Tiger chief denies about-face
Samantha Lane | July 9, 2009
RICHMOND president Gary March last night said he welcomed Kevin Sheedy's job application, but denied it was a U-turn on an earlier position that the veteran coach was not a good fit for the club.
Speaking to The Age last night from New Zealand, where he is on business until the end of the week, March insisted his pre-season appraisal of Sheedy had been given in an entirely different landscape.
"If Craig Cameron (Richmond's general manager of football) came back to me and said: 'My strong recommendation is that Kevin Sheedy is the best available coach' after we've gone through a thorough process, unless I found something really strange in Kevin's background that I think would be detrimental to the Richmond Football Club, we would go ahead with that recommendation like we did on the caretaker coach role," March said.

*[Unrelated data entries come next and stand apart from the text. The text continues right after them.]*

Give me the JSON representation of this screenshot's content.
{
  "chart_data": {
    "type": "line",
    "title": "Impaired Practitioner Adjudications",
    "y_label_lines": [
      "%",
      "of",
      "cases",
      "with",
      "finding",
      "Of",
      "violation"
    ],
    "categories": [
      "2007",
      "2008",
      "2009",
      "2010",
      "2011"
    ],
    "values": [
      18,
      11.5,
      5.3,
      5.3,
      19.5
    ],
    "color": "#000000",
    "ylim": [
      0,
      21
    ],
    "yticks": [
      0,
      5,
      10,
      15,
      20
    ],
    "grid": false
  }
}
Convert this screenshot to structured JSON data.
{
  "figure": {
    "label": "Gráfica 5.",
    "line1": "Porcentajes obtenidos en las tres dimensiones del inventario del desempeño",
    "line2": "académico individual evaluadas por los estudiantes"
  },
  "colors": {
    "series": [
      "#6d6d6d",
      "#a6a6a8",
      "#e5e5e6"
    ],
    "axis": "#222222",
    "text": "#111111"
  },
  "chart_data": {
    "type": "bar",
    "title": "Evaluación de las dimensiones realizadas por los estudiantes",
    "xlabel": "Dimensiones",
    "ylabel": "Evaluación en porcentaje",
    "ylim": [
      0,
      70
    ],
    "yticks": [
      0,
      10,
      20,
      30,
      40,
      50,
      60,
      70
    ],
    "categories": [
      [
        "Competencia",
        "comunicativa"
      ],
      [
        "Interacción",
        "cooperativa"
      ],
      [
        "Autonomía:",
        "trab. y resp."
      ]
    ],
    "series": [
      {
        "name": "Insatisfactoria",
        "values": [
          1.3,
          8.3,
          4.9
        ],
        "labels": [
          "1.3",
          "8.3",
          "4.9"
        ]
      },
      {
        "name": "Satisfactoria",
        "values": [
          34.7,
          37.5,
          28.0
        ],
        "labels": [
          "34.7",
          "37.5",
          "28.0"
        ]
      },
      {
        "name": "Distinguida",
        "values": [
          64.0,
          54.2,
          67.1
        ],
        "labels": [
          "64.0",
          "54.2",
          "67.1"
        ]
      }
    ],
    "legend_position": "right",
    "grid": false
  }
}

"If Kevin wants to go through the process, why wouldn't we put Kevin Sheedy through the process, given his experience?"
In an interview on the eve of the season, when Terry Wallace was still senior coach and Sheedy had only recently been recruited to Tigerland in a marketing role, March doubted Sheedy, whose 27-year tenure at Essendon ended in 2007, would ever be in the senior coaching frame at Richmond.
"This is only a personal opinion, so I'm not commenting for the rest of the board, I probably think that that time has passed," March said in the interview with The Footy Show in March.

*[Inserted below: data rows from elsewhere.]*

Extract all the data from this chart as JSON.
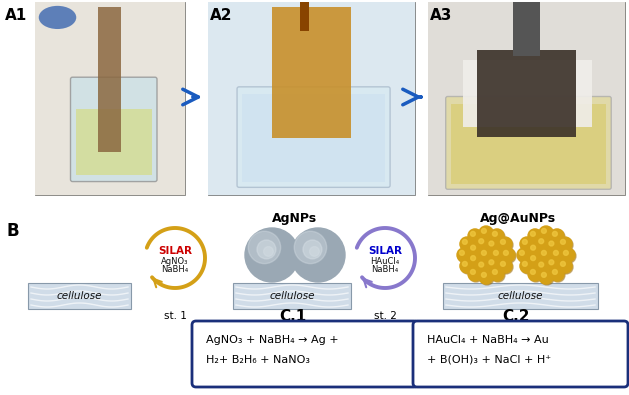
{
  "fig_width": 6.29,
  "fig_height": 3.95,
  "dpi": 100,
  "bg_color": "#ffffff",
  "label_A1": "A1",
  "label_A2": "A2",
  "label_A3": "A3",
  "label_B": "B",
  "arrow_color": "#1a5bbf",
  "silar1_text_top": "SILAR",
  "silar1_text_mid": "AgNO₃",
  "silar1_text_bot": "NaBH₄",
  "silar2_text_top": "SILAR",
  "silar2_text_mid": "HAuCl₄",
  "silar2_text_bot": "NaBH₄",
  "silar1_color_text": "#cc0000",
  "silar2_color_text": "#0000cc",
  "agNPs_label": "AgNPs",
  "agAuNPs_label": "Ag@AuNPs",
  "cellulose_color_light": "#d0dce8",
  "cellulose_color_dark": "#a8bece",
  "st1_label": "st. 1",
  "st2_label": "st. 2",
  "c1_label": "C.1",
  "c2_label": "C.2",
  "c1_eq1": "AgNO₃ + NaBH₄ → Ag +",
  "c1_eq2": "H₂+ B₂H₆ + NaNO₃",
  "c2_eq1": "HAuCl₄ + NaBH₄ → Au",
  "c2_eq2": "+ B(OH)₃ + NaCl + H⁺",
  "box_color": "#1a2f7a",
  "silar1_arrow_color": "#d4a017",
  "silar2_arrow_color": "#8878cc",
  "ag_sphere_color": "#9aa8b4",
  "ag_sphere_highlight": "#d4dde4",
  "au_color": "#d4a017",
  "au_highlight": "#f0c840"
}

"I think with the way the game is going, we're looking towards newer coaches with different ideas and different innovations. Kevin has now been out of the (coaching) game, it will nearly be two years at the end of this year, you're probably looking for someone to come into the game with fresher ideas, so for me I would have thought that time has probably passed."

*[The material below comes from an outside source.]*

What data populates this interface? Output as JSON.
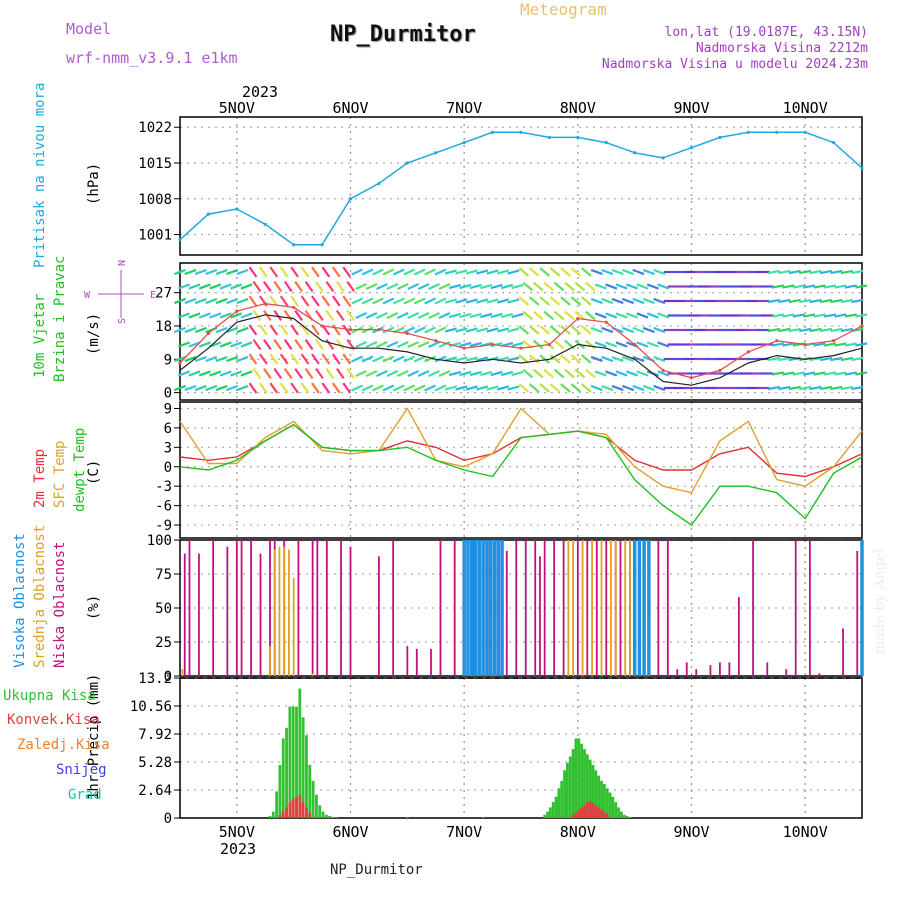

The Footy Show did not broadcast March's responses about Sheedy at the time, but his comments were subsequently printed in a Sunday newspaper.
March said last night that before doing the television interview he indicated reluctance about discussing the position of Wallace.
Asked whether he still held the personal view about Sheedy's prospects of being Richmond's head coach, March said: "No, because I haven't sat down with Kevin to discuss whether he's spent a lot of time keeping abreast with the game and what his views are.
"I was asked a question, months ago, when we had a contracted senior coach about a particular person that was coming back to Richmond Football Club in a non-football role.
"Kevin had indicated to me that he wasn't interested in coaching. Since that time, we no longer have a contracted coach and Kevin has now indicated that he wants to put his hat in the ring for a Richmond job.
"I don't have any regrets with saying what I said then, and I'm thrilled that Kevin feels that he's ready to coach again … he's got a great record and it will be good to have someone of his ilk go through the process. Especially to compare against inexperienced coaches that are going to go through the process."
Sheedy met Cameron, who is steering the coach selection process, on Sunday to confirm he intended to submit himself to the exercise entirely.
Cameron yesterday denied that Sheedy's application had been divisive internally, although he agreed it had sparked considerable debate outside the club.
Presently, Sheedy is among roughly 15 candidates, though that does not yet include Nathan Buckley, who has signalled he will not begin coaching talks with any club until completing his commitments to the Victorian Country under-16 team next week.
"We're expecting that when it comes down to a final shortlist that they've been very thorough in their process and if they put up four senior coaches and no younger coaches, well that's the outcome that comes with it," March said.